Anfang 2020 war für Liebhaber russischsprachiger Serien ein bemerkenswertes Jahr. Es erschien die 16-teilige Kriminal-Detektivserie „Der grüne Lieferwagen: eine ganz andere Geschichte“. Regisseur Sergei Krutin zeigte seinen Landsleuten eine großartige Serie. Das Besondere an dem Film ist, dass es eine Fortsetzung des Films „Der grüne Lieferwagen“ aus dem Jahr 1959 ist.

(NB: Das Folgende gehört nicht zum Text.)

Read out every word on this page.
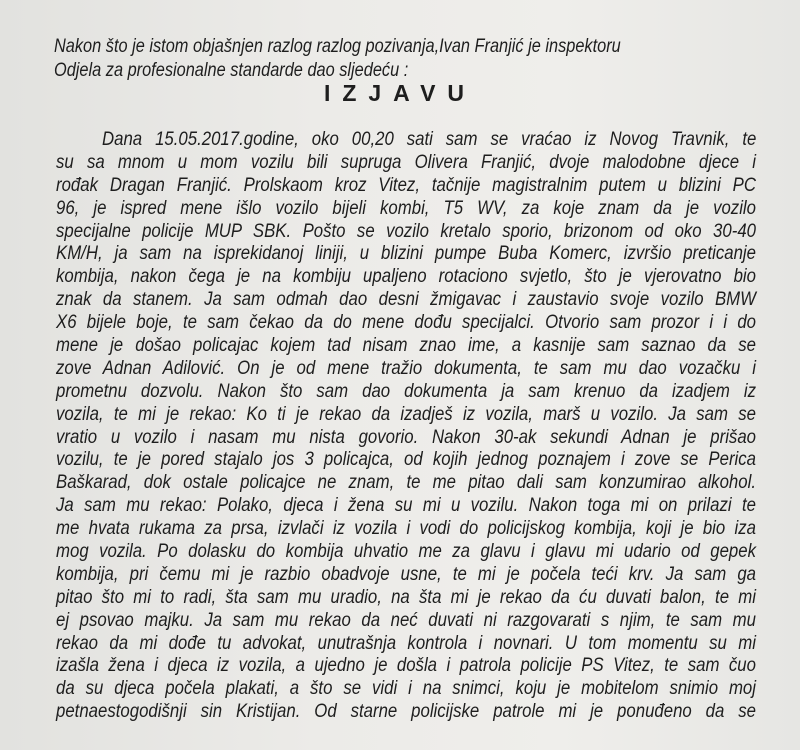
Nakon što je istom objašnjen razlog razlog pozivanja,Ivan Franjić je inspektoru
Odjela za profesionalne standarde dao sljedeću :
IZJAVU
Dana 15.05.2017.godine, oko 00,20 sati sam se vraćao iz Novog Travnik, te
su sa mnom u mom vozilu bili supruga Olivera Franjić, dvoje malodobne djece i
rođak Dragan Franjić. Prolskaom kroz Vitez, tačnije magistralnim putem u blizini PC
96, je ispred mene išlo vozilo bijeli kombi, T5 WV, za koje znam da je vozilo
specijalne policije MUP SBK. Pošto se vozilo kretalo sporio, brizonom od oko 30-40
KM/H, ja sam na isprekidanoj liniji, u blizini pumpe Buba Komerc, izvršio preticanje
kombija, nakon čega je na kombiju upaljeno rotaciono svjetlo, što je vjerovatno bio
znak da stanem. Ja sam odmah dao desni žmigavac i zaustavio svoje vozilo BMW
X6 bijele boje, te sam čekao da do mene dođu specijalci. Otvorio sam prozor i i do
mene je došao policajac kojem tad nisam znao ime, a kasnije sam saznao da se
zove Adnan Adilović. On je od mene tražio dokumenta, te sam mu dao vozačku i
prometnu dozvolu. Nakon što sam dao dokumenta ja sam krenuo da izadjem iz
vozila, te mi je rekao: Ko ti je rekao da izadješ iz vozila, marš u vozilo. Ja sam se
vratio u vozilo i nasam mu nista govorio. Nakon 30-ak sekundi Adnan je prišao
vozilu, te je pored stajalo jos 3 policajca, od kojih jednog poznajem i zove se Perica
Baškarad, dok ostale policajce ne znam, te me pitao dali sam konzumirao alkohol.
Ja sam mu rekao: Polako, djeca i žena su mi u vozilu. Nakon toga mi on prilazi te
me hvata rukama za prsa, izvlači iz vozila i vodi do policijskog kombija, koji je bio iza
mog vozila. Po dolasku do kombija uhvatio me za glavu i glavu mi udario od gepek
kombija, pri čemu mi je razbio obadvoje usne, te mi je počela teći krv. Ja sam ga
pitao što mi to radi, šta sam mu uradio, na šta mi je rekao da ću duvati balon, te mi
ej psovao majku. Ja sam mu rekao da neć duvati ni razgovarati s njim, te sam mu
rekao da mi dođe tu advokat, unutrašnja kontrola i novnari. U tom momentu su mi
izašla žena i djeca iz vozila, a ujedno je došla i patrola policije PS Vitez, te sam čuo
da su djeca počela plakati, a što se vidi i na snimci, koju je mobitelom snimio moj
petnaestogodišnji sin Kristijan. Od starne policijske patrole mi je ponuđeno da se
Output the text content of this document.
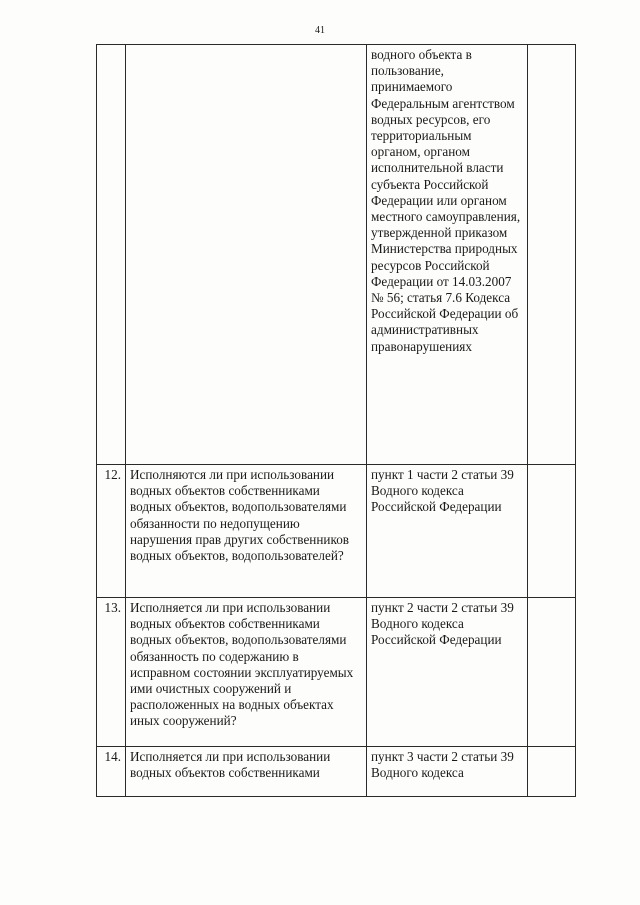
41
		водного объекта в пользование, принимаемого Федеральным агентством водных ресурсов, его территориальным органом, органом исполнительной власти субъекта Российской Федерации или органом местного самоуправления, утвержденной приказом Министерства природных ресурсов Российской Федерации от 14.03.2007 № 56; статья 7.6 Кодекса Российской Федерации об административных правонарушениях	
12.	Исполняются ли при использовании водных объектов собственниками водных объектов, водопользователями обязанности по недопущению нарушения прав других собственников водных объектов, водопользователей?	пункт 1 части 2 статьи 39 Водного кодекса Российской Федерации	
13.	Исполняется ли при использовании водных объектов собственниками водных объектов, водопользователями обязанность по содержанию в исправном состоянии эксплуатируемых ими очистных сооружений и расположенных на водных объектах иных сооружений?	пункт 2 части 2 статьи 39 Водного кодекса Российской Федерации	
14.	Исполняется ли при использовании водных объектов собственниками	пункт 3 части 2 статьи 39 Водного кодекса	
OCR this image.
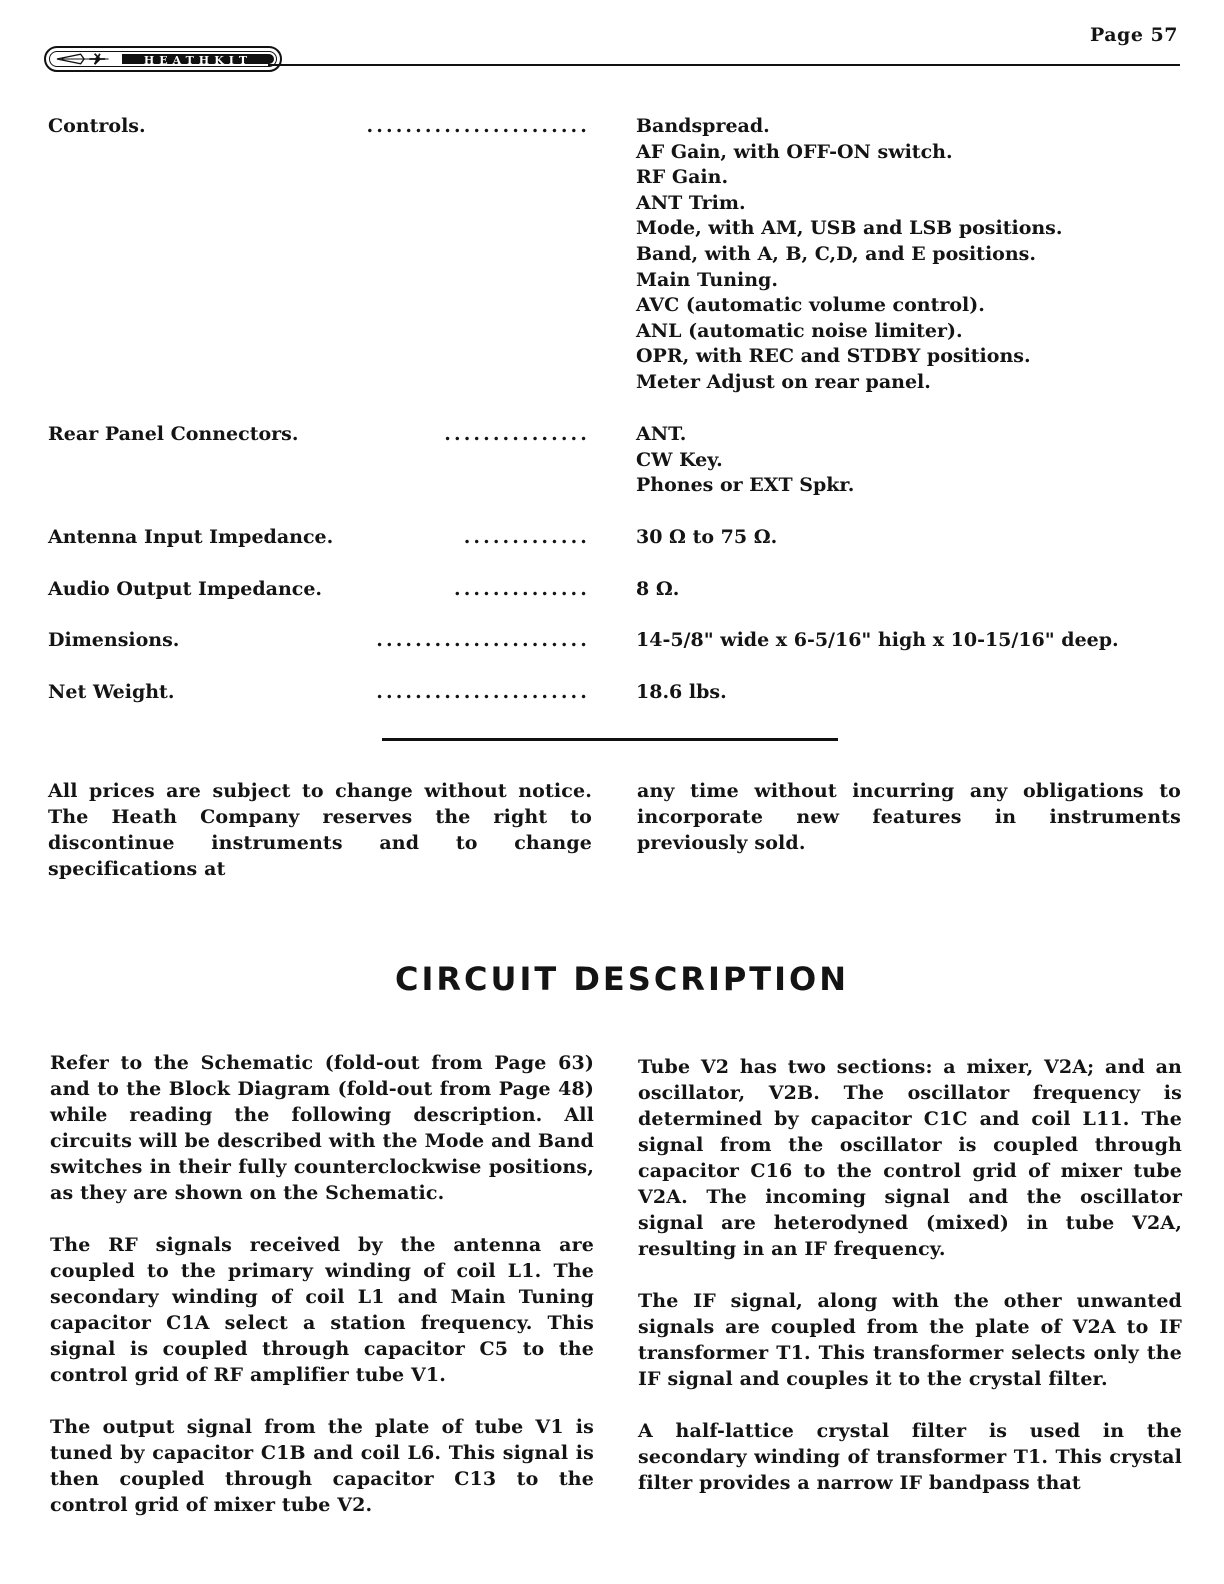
HEATHKIT
Page 57
Controls.	....................... Bandspread.
AF Gain, with OFF-ON switch.
RF Gain.
ANT Trim.
Mode, with AM, USB and LSB positions.
Band, with A, B, C,D, and E positions.
Main Tuning.
AVC (automatic volume control).
ANL (automatic noise limiter).
OPR, with REC and STDBY positions.
Meter Adjust on rear panel.
Rear Panel Connectors.	............... ANT.
CW Key.
Phones or EXT Spkr.
Antenna Input Impedance.	............. 30 Ω to 75 Ω.
Audio Output Impedance.	.............. 8 Ω.
Dimensions.	...................... 14-5/8" wide x 6-5/16" high x 10-15/16" deep.
Net Weight.	...................... 18.6 lbs.

All prices are subject to change without notice. The Heath Company reserves the right to discontinue instruments and to change specifications at

any time without incurring any obligations to incorporate new features in instruments previously sold.

CIRCUIT DESCRIPTION

Refer to the Schematic (fold-out from Page 63) and to the Block Diagram (fold-out from Page 48) while reading the following description. All circuits will be described with the Mode and Band switches in their fully counterclockwise positions, as they are shown on the Schematic.

The RF signals received by the antenna are coupled to the primary winding of coil L1. The secondary winding of coil L1 and Main Tuning capacitor C1A select a station frequency. This signal is coupled through capacitor C5 to the control grid of RF amplifier tube V1.

The output signal from the plate of tube V1 is tuned by capacitor C1B and coil L6. This signal is then coupled through capacitor C13 to the control grid of mixer tube V2.

Tube V2 has two sections: a mixer, V2A; and an oscillator, V2B. The oscillator frequency is determined by capacitor C1C and coil L11. The signal from the oscillator is coupled through capacitor C16 to the control grid of mixer tube V2A. The incoming signal and the oscillator signal are heterodyned (mixed) in tube V2A, resulting in an IF frequency.

The IF signal, along with the other unwanted signals are coupled from the plate of V2A to IF transformer T1. This transformer selects only the IF signal and couples it to the crystal filter.

A half-lattice crystal filter is used in the secondary winding of transformer T1. This crystal filter provides a narrow IF bandpass that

Der grüne Lieferwagen: eine ganz andere Geschichte – Handlung
Die Geschichte beginnt im Nachkriegs-Odessa (1946). In der Stadt treiben Banden ihr Unwesen, und die Polizei braucht neue Mitarbeiter. Durch Zufall kommt der Hauptcharakter Vladimir Patrikeev in den Dienst der Kriminalpolizei. Er trifft auf sein früheres Team, in dem der junge Wova gegen Kontrahenten und Diebe kämpfte, die Staatsbesitz raubten.
Parallel dazu entwickelt sich eine andere Handlung. Ein hochrangiger Beamter (aus dem MGB) plant, 500 Kilogramm Gold des Staates zu stehlen. Alle Wege führen nach Odessa. Es scheinen zwei verschiedene Geschichten zu sein, doch der Hauptheld muss unwillkürlich komplexe Fälle lösen und alle Verbrecher bestrafen.
Russisches Meisterwerk: Schauspielerische Leistung
Dmitri Kharatyan ist ein großartiger Schauspieler. Egal in welchem Film er spielt, er kann sich perfekt in die Rolle einfühlen. In der Serie spielen auch ziemlich bekannte Schauspieler mit, die den Zuschauer an das Geschehen glauben lassen. Schon ab der ersten Folge zieht der Film so stark in den Bann, dass man die Auflösung möglichst schnell erfahren möchte.
Es freut, dass der Zuschauer im Film sofort positive und negative Helden sieht. Es gibt keine Geheimnisse, keine Spekulationen. Alle Helden sind auf einem „Teller“. Das macht das Anschauen noch interessanter. Der Zuschauer sucht zusammen mit den Hauptfiguren nach Hinweisen und versucht, seine eigene Kette zu erstellen. Wie man die Banditen überführt.
Neuer „Der grüne Lieferwagen“: Kritik
Liebhaber russischer Detektivserien begrüßten die Serie „Der grüne Lieferwagen: eine ganz andere Geschichte“ mit Begeisterung. Odessa im Jahr 1946 wird auf der Leinwand großartig dargestellt. Der Film kann ohne Zweifel zu den legendären Werken „Leningrad-46“ und „Liquidation“ gezählt werden. Schießereien, Liebe, „Verräter“ im MGB und lebhafter Odessa-Humor. Die Serie ist leicht anzusehen.
Auch fand der Film einige Gegner. Häufig, so die Foren, ist es die Jugend, die „Die Garde“ im Schulalter gesehen hat. Anstatt sich in die Handlung zu vertiefen, beschäftigten sich die „Fans“ mit der Suche nach Filmfehlern. Einer mochte das perfekt saubere Motorrad des Hauptcharakters nicht. Ein anderer kritisierte die Verkabelung an den Isolatoren aus weißem PVC (zu der Zeit wurde nur schwarze Isolierung verwendet). Tatsächlich lässt sich in jedem Film ein Fehler finden. Schade, dass es Menschen gibt, die nicht in die Handlung eintauchen können. Aber das lässt sich beheben. Mit zunehmendem Alter.